Sono troppi e troppo intricati i nodi che si avvolgono intorno a crimini commessi online e che i tribunali della Malaysia sono incaricati di sciogliere: in futuro potrebbe essere un cybertribunale dedicato ad occuparsi di dirimere le questioni insolute e a giudicare i netizen accusati di aver violato la legge.
A reclamare l’avvio di una strategia più mirata per fronteggiare le minacce che la Malaysia intravede nella rete è il ministro delle Comunicazioni Shaziman Abu Mansor: i crimini online sembrano moltiplicarsi, negli scorsi tre anni sono 30 i casi sottoposti all’attenzione del procuratore generale. A mobilitare le autorità sono sovente cittadini della rete che si scagliano contro le politiche governative, sobillatori che turbano l’ordine pubblico con affilate denunce e pungenti invettive.
Non basta dunque investire i netizen di responsabilità rinunciando alle minacce di registrazione coatta e di leggi ad hoc , non basta dare fiducia ai cittadini della rete riconoscendo il valore dei media online. A parere del Ministro Shaziman l’avanzata della banda larga pone dei rischi che le autorità dovranno prepararsi ad affrontare: il governo prevede che entro il prossimo anno la penetrazione della banda larga crescerà dal 18 per cento, fino a raggiungere metà delle famiglie malesi. In quel caso nemmeno le truppe di pensionati connessi potrebbero costituire un efficace deterrente alle sortite sconvenienti: “Se nel futuro non dovessimo più riuscire a gestire i casi di cybercrimini perché aumenteranno di numero – ha annunciato il ministro – potremmo aver bisogno di un cybertribunale dedicato”.

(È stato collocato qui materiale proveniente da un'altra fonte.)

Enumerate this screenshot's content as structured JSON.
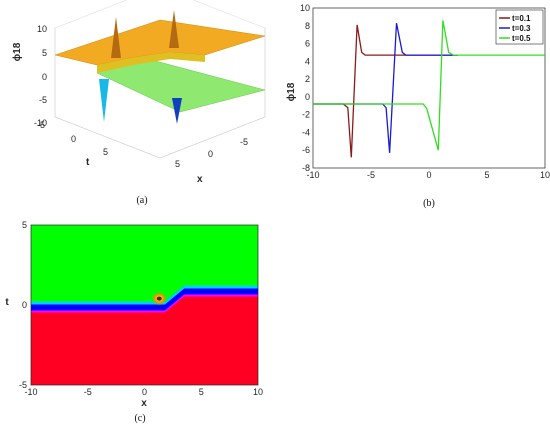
{
  "panels": {
    "a": {
      "caption": "(a)"
    },
    "b": {
      "caption": "(b)"
    },
    "c": {
      "caption": "(c)"
    }
  },
  "chart_data": [
    {
      "id": "a",
      "type": "surface3d",
      "xlabel": "x",
      "ylabel": "t",
      "zlabel": "ϕ18",
      "x_ticks": [
        "5",
        "0",
        "-5"
      ],
      "t_ticks": [
        "-5",
        "0",
        "5"
      ],
      "z_ticks": [
        "10",
        "5",
        "0",
        "-5",
        "-10"
      ],
      "zlim": [
        -10,
        10
      ],
      "plateau_high": 4.7,
      "plateau_low": -0.8,
      "colors": {
        "high": "#f0a020",
        "low": "#8fe870",
        "spike_up": "#c07010",
        "spike_down": "#1040c0"
      }
    },
    {
      "id": "b",
      "type": "line",
      "xlabel": "",
      "ylabel": "ϕ18",
      "xlim": [
        -10,
        10
      ],
      "ylim": [
        -8,
        10
      ],
      "x_ticks": [
        -10,
        -5,
        0,
        5,
        10
      ],
      "y_ticks": [
        -8,
        -6,
        -4,
        -2,
        0,
        2,
        4,
        6,
        8,
        10
      ],
      "legend_position": "top-right",
      "series": [
        {
          "name": "t=0.1",
          "color": "#8b1a1a",
          "x": [
            -10,
            -7.4,
            -7.0,
            -6.7,
            -6.2,
            -5.8,
            -5.5,
            -5.0,
            2.5
          ],
          "y": [
            -0.8,
            -0.8,
            -1.2,
            -6.8,
            8.1,
            5.0,
            4.7,
            4.7,
            4.7
          ]
        },
        {
          "name": "t=0.3",
          "color": "#1a1ad0",
          "x": [
            -10,
            -4.0,
            -3.7,
            -3.4,
            -2.8,
            -2.3,
            -2.0,
            -1.6,
            2.5
          ],
          "y": [
            -0.8,
            -0.8,
            -1.2,
            -6.3,
            8.3,
            5.0,
            4.7,
            4.7,
            4.7
          ]
        },
        {
          "name": "t=0.5",
          "color": "#33dd22",
          "x": [
            -10,
            -0.5,
            -0.2,
            0.8,
            1.2,
            1.7,
            2.1,
            3.0,
            10
          ],
          "y": [
            -0.8,
            -0.8,
            -1.3,
            -6.0,
            8.6,
            5.0,
            4.7,
            4.7,
            4.7
          ]
        }
      ]
    },
    {
      "id": "c",
      "type": "heatmap",
      "xlabel": "x",
      "ylabel": "t",
      "xlim": [
        -10,
        10
      ],
      "ylim": [
        -5,
        5
      ],
      "x_ticks": [
        -10,
        -5,
        0,
        5,
        10
      ],
      "y_ticks": [
        5,
        0,
        -5
      ],
      "boundary": {
        "x": [
          -10,
          1.8,
          3.5,
          10
        ],
        "t": [
          0,
          0,
          1.0,
          1.0
        ]
      },
      "hot_spot": {
        "x": 1.3,
        "t": 0.4
      },
      "colors": {
        "upper": "#00ff00",
        "lower": "#ff0022",
        "band": [
          "#00d0ff",
          "#0000ff",
          "#ff00ff"
        ]
      }
    }
  ]
}
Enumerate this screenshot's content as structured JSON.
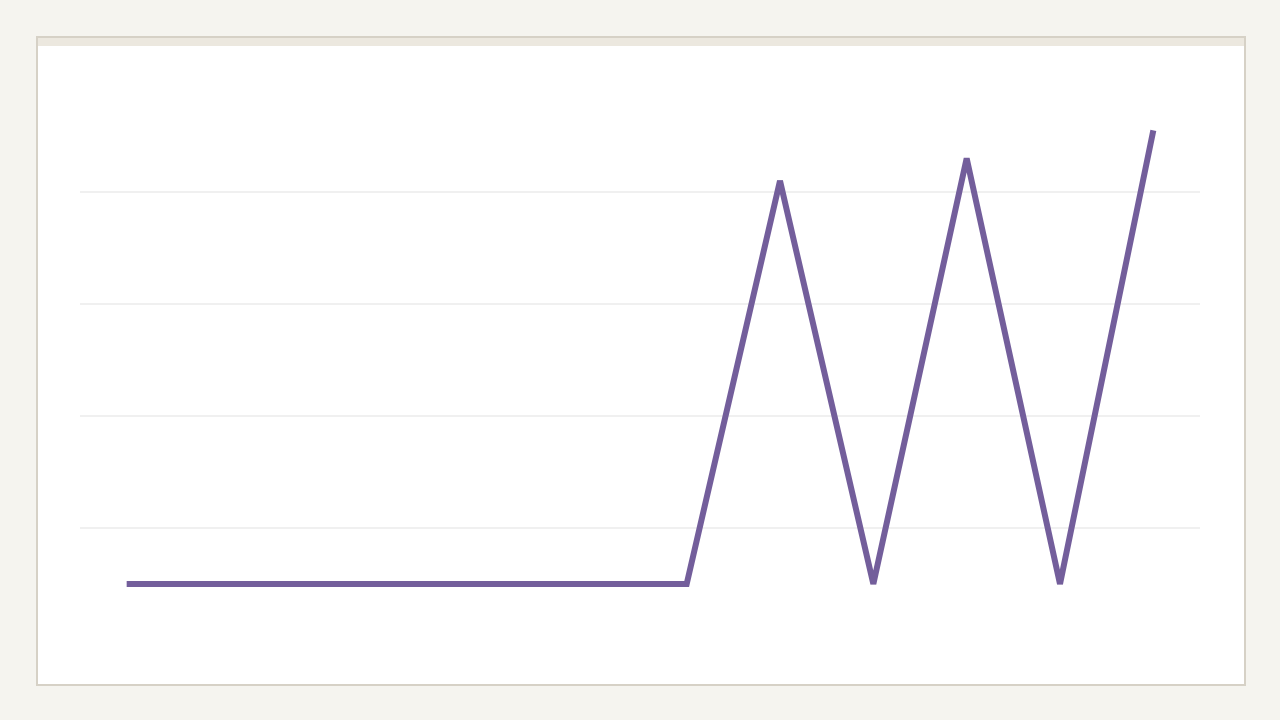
{
  "chart_data": {
    "type": "line",
    "categories": [
      null,
      null,
      null,
      null,
      null,
      null,
      null,
      null,
      null,
      null,
      null,
      null
    ],
    "series": [
      {
        "color": "#735e9b",
        "values": [
          0.5,
          0.5,
          0.5,
          0.5,
          0.5,
          0.5,
          0.5,
          4.1,
          0.5,
          4.3,
          0.5,
          4.55
        ]
      }
    ],
    "ylim": [
      0,
      5
    ],
    "yticks": [
      1,
      2,
      3,
      4
    ],
    "grid": true
  }
}
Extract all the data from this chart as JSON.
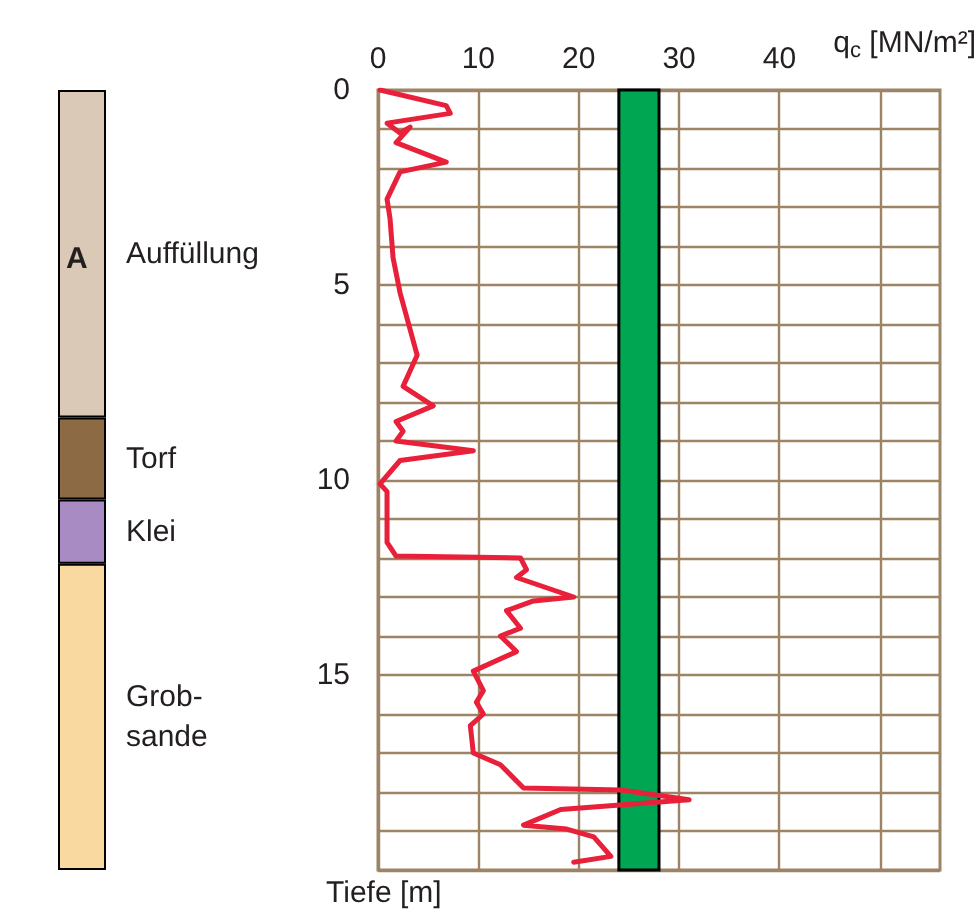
{
  "chart_data": [
    {
      "type": "bar",
      "stacked": true,
      "categories": [
        null
      ],
      "ylim": [
        20,
        0
      ],
      "tick_labels": false,
      "legend": false,
      "annotations": [
        "A"
      ],
      "series": [
        {
          "name": "Auffüllung",
          "color": "#d9c9b6",
          "values": [
            8.4
          ]
        },
        {
          "name": "Torf",
          "color": "#8c6a44",
          "values": [
            2.1
          ]
        },
        {
          "name": "Klei",
          "color": "#a98bc4",
          "values": [
            1.65
          ]
        },
        {
          "name": "Grob-\nsande",
          "color": "#f9d9a0",
          "values": [
            7.85
          ]
        }
      ]
    },
    {
      "type": "line",
      "xlabel": "q$_{c}$ [MN/m²]",
      "ylabel": "Tiefe [m]",
      "xlim": [
        0,
        56
      ],
      "ylim": [
        20,
        0
      ],
      "grid": true,
      "legend": false,
      "marker": "none",
      "line_style": "solid",
      "xticks": [
        0,
        10,
        20,
        30,
        40,
        {
          "value": 50,
          "label": null
        }
      ],
      "yticks": [
        0,
        {
          "value": 1,
          "label": null
        },
        {
          "value": 2,
          "label": null
        },
        {
          "value": 3,
          "label": null
        },
        {
          "value": 4,
          "label": null
        },
        5,
        {
          "value": 6,
          "label": null
        },
        {
          "value": 7,
          "label": null
        },
        {
          "value": 8,
          "label": null
        },
        {
          "value": 9,
          "label": null
        },
        10,
        {
          "value": 11,
          "label": null
        },
        {
          "value": 12,
          "label": null
        },
        {
          "value": 13,
          "label": null
        },
        {
          "value": 14,
          "label": null
        },
        15,
        {
          "value": 16,
          "label": null
        },
        {
          "value": 17,
          "label": null
        },
        {
          "value": 18,
          "label": null
        },
        {
          "value": 19,
          "label": null
        },
        {
          "value": 20,
          "label": null
        }
      ],
      "bands": [
        {
          "axis": "x",
          "from": 24,
          "to": 28,
          "color": "#00a651"
        }
      ],
      "series": [
        {
          "color": "#e8203a",
          "x": [
            0.2,
            6.8,
            7.2,
            0.9,
            2.2,
            3.2,
            1.8,
            6.8,
            2.2,
            0.9,
            1.2,
            1.5,
            2.2,
            3.9,
            2.5,
            5.5,
            1.8,
            2.5,
            1.8,
            9.5,
            2.2,
            0.2,
            0.9,
            0.9,
            1.8,
            14.2,
            14.8,
            13.8,
            19.5,
            15.5,
            12.8,
            14.2,
            12.2,
            13.8,
            9.5,
            10.5,
            9.8,
            10.5,
            9.2,
            9.5,
            12.2,
            14.5,
            24.2,
            31,
            18.2,
            14.5,
            18.8,
            21.5,
            23.2,
            19.5
          ],
          "values": [
            0,
            0.4,
            0.6,
            0.85,
            1.1,
            0.95,
            1.35,
            1.85,
            2.1,
            2.8,
            3.3,
            4.3,
            5.2,
            6.8,
            7.6,
            8.1,
            8.5,
            8.75,
            9.0,
            9.25,
            9.5,
            10.1,
            10.3,
            11.6,
            11.95,
            12.0,
            12.3,
            12.5,
            13.0,
            13.1,
            13.35,
            13.8,
            14.0,
            14.4,
            14.9,
            15.4,
            15.7,
            16.0,
            16.3,
            17.0,
            17.3,
            17.9,
            17.95,
            18.2,
            18.45,
            18.85,
            18.95,
            19.15,
            19.65,
            19.8
          ]
        }
      ]
    }
  ]
}
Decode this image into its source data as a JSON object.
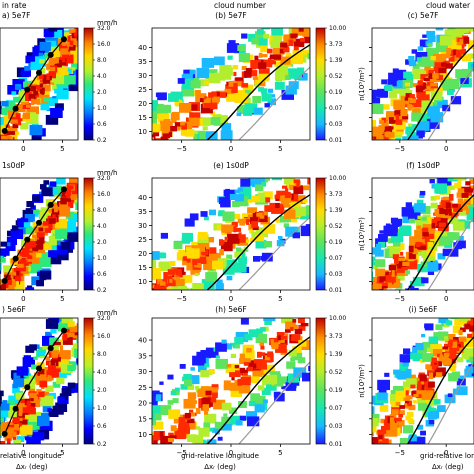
{
  "chart_data": {
    "type": "heatmap",
    "column_titles": [
      "in rate",
      "cloud number",
      "cloud water"
    ],
    "panels": [
      {
        "id": "a",
        "title": "a) 5e7F",
        "variable": "rain rate",
        "unit": "mm/h",
        "show_unit": true,
        "xticks": [
          0,
          5
        ],
        "yticks": [],
        "colorbar": [
          "32.0",
          "16.0",
          "8.0",
          "4.0",
          "2.0",
          "1.0",
          "0.6",
          "0.2"
        ],
        "band": {
          "x0": -3.5,
          "y0": 8,
          "x1": 5.5,
          "y1": 47
        },
        "markers": true,
        "xrange": [
          -3,
          7
        ]
      },
      {
        "id": "b",
        "title": "(b) 5e7F",
        "variable": "cloud number",
        "unit": "",
        "show_unit": false,
        "xticks": [
          -5,
          0,
          5
        ],
        "yticks": [
          10,
          15,
          20,
          25,
          30,
          35,
          40
        ],
        "colorbar": [
          "10.00",
          "3.73",
          "1.39",
          "0.52",
          "0.19",
          "0.07",
          "0.03",
          "0.01"
        ],
        "xrange": [
          -8,
          8
        ]
      },
      {
        "id": "c",
        "title": "(c) 5e7F",
        "variable": "cloud water",
        "unit": "n(10⁵/m³)",
        "show_unit": true,
        "xticks": [
          -5,
          0
        ],
        "yticks": [],
        "xrange": [
          -8,
          3
        ]
      },
      {
        "id": "d",
        "title": "1s0dP",
        "variable": "rain rate",
        "unit": "mm/h",
        "show_unit": true,
        "xticks": [
          0,
          5
        ],
        "yticks": [],
        "colorbar": [
          "32.0",
          "16.0",
          "8.0",
          "4.0",
          "2.0",
          "1.0",
          "0.6",
          "0.2"
        ],
        "markers": true,
        "xrange": [
          -3,
          7
        ]
      },
      {
        "id": "e",
        "title": "(e) 1s0dP",
        "variable": "cloud number",
        "unit": "",
        "show_unit": false,
        "xticks": [
          -5,
          0,
          5
        ],
        "yticks": [
          10,
          15,
          20,
          25,
          30,
          35,
          40
        ],
        "colorbar": [
          "10.00",
          "3.73",
          "1.39",
          "0.52",
          "0.19",
          "0.07",
          "0.03",
          "0.01"
        ],
        "xrange": [
          -8,
          8
        ]
      },
      {
        "id": "f",
        "title": "(f) 1s0dP",
        "variable": "cloud water",
        "unit": "n(10⁵/m³)",
        "show_unit": true,
        "xticks": [
          -5,
          0
        ],
        "yticks": [],
        "xrange": [
          -8,
          3
        ]
      },
      {
        "id": "g",
        "title": ") 5e6F",
        "variable": "rain rate",
        "unit": "mm/h",
        "show_unit": true,
        "xticks": [
          0,
          5
        ],
        "yticks": [],
        "colorbar": [
          "32.0",
          "16.0",
          "8.0",
          "4.0",
          "2.0",
          "1.0",
          "0.6",
          "0.2"
        ],
        "markers": true,
        "xrange": [
          -3,
          7
        ]
      },
      {
        "id": "h",
        "title": "(h) 5e6F",
        "variable": "cloud number",
        "unit": "",
        "show_unit": false,
        "xticks": [
          -5,
          0,
          5
        ],
        "yticks": [
          10,
          15,
          20,
          25,
          30,
          35,
          40
        ],
        "colorbar": [
          "10.00",
          "3.73",
          "1.39",
          "0.52",
          "0.19",
          "0.07",
          "0.03",
          "0.01"
        ],
        "xrange": [
          -8,
          8
        ]
      },
      {
        "id": "i",
        "title": "(i) 5e6F",
        "variable": "cloud water",
        "unit": "n(10⁵/m³)",
        "show_unit": true,
        "xticks": [
          -5,
          0
        ],
        "yticks": [],
        "xrange": [
          -8,
          3
        ]
      }
    ],
    "xlabels": {
      "col1": [
        "relative longitude",
        "Δxᵣ (deg)"
      ],
      "col2": [
        "grid-relative longitude",
        "Δxᵣ (deg)"
      ],
      "col3": [
        "grid-relative longitude",
        "Δxᵣ (deg)"
      ]
    },
    "yrange": [
      7,
      47
    ]
  },
  "colors": {
    "rain_cmap": [
      "#00007f",
      "#0000ff",
      "#0080ff",
      "#00e0ff",
      "#2ee87a",
      "#b6f02a",
      "#ffd700",
      "#ff7f00",
      "#ff1a00",
      "#b40000"
    ],
    "cloud_cmap": [
      "#1a1aff",
      "#1ab8ff",
      "#18e6b0",
      "#5ee35e",
      "#b3ee2e",
      "#ffdd00",
      "#ff8a00",
      "#ff2a00",
      "#c20000"
    ],
    "contour_gray": "#9a9a9a",
    "contour_black": "#000000"
  }
}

Se la Malaysia medita su tribunali speciali per temperare con condanne mirate le pulsioni dei netizen sgradite alle autorità, la Cina mette in campo una strategia di respiro decisamente più ampio. L’ annuncio emesso dalle autorità promette l’avvio di una campagna lunga un mese che avrà l’obiettivo di ripulire la rete dalla illegale trivialità che attenta alla moralità dei giovani cittadini della rete. I netizen cinesi sono incuriositi dalla pornografia, una pornografia che corrompe menti malleabili e induce i giovani a delinquere: le famiglie invocano aiuto e chiedono allo stato di mettere in salvo le giovani generazioni. Ma le autorità non hanno modo di perseguire e riportare sulla retta via ciascun cittadino: per questo si rivolgono ai portali e agli intermediari della rete.
Sette istituzioni si sono mobilitate per “purificare l’ambiente culturale di Internet e incoraggiare un salutare sviluppo dei minori”, sette istituzioni hanno lanciato il primo avvertimento a Google , a Baidu e a 17 portali cinesi , responsabili di “aver sfruttato vuoti legislativi” e di “aver messo in campo ogni tipo di strategia per distribuire contenuti di bassa qualità, crudi e persino volgari”. “Fra quei siti che ignorino gli avvertimenti – ha minacciato il rappresentante del governo Cai Mingzhao – qualcuno lo denunceremo, qualcuno lo puniremo, qualche altro lo faremo chiudere”.
Non è sufficiente che i motori di ricerca abbiano adottato in Cina politiche di autocensura : le istituzioni della Repubblica Popolare li invitano ad esercitare con maggiore risolutezza il loro ruolo di gatekeeper, li invitano a bloccare meglio e a bloccare di più . Se Baidu non si è ancora espresso a riguardo, la Grande G ha già opposto la propria reazione alle minacce delle autorità: Google non è che un motore di ricerca, non produce contenuti ma si limita a renderli accessibili senza per questo violare le leggi che condannano i pornografi.
Ma non di sola pornografia si tratterebbe. Se le campagne per epurare il Web dai contenuti sessualmente espliciti si sono susseguite nel tentativo di estirpare dalla rete il materiale che corromperebbe le menti più sensibili, a parere di molti l’azione della Cina si dispiegherebbe nel più ampio quadro della circolazione dell’informazione. Sono 206 milioni i netizen cinesi che utilizzano la rete come principale fonte di notizie: alcuni dei siti nominati dalle autorità sono dedicati al dibattito politico, un dibattito che potrebbe rivelarsi incandescente nell’anno del 60esimo anniversario della proclamazione della Repubblica Popolare e a vent’anni dagli eventi di Tienanmen.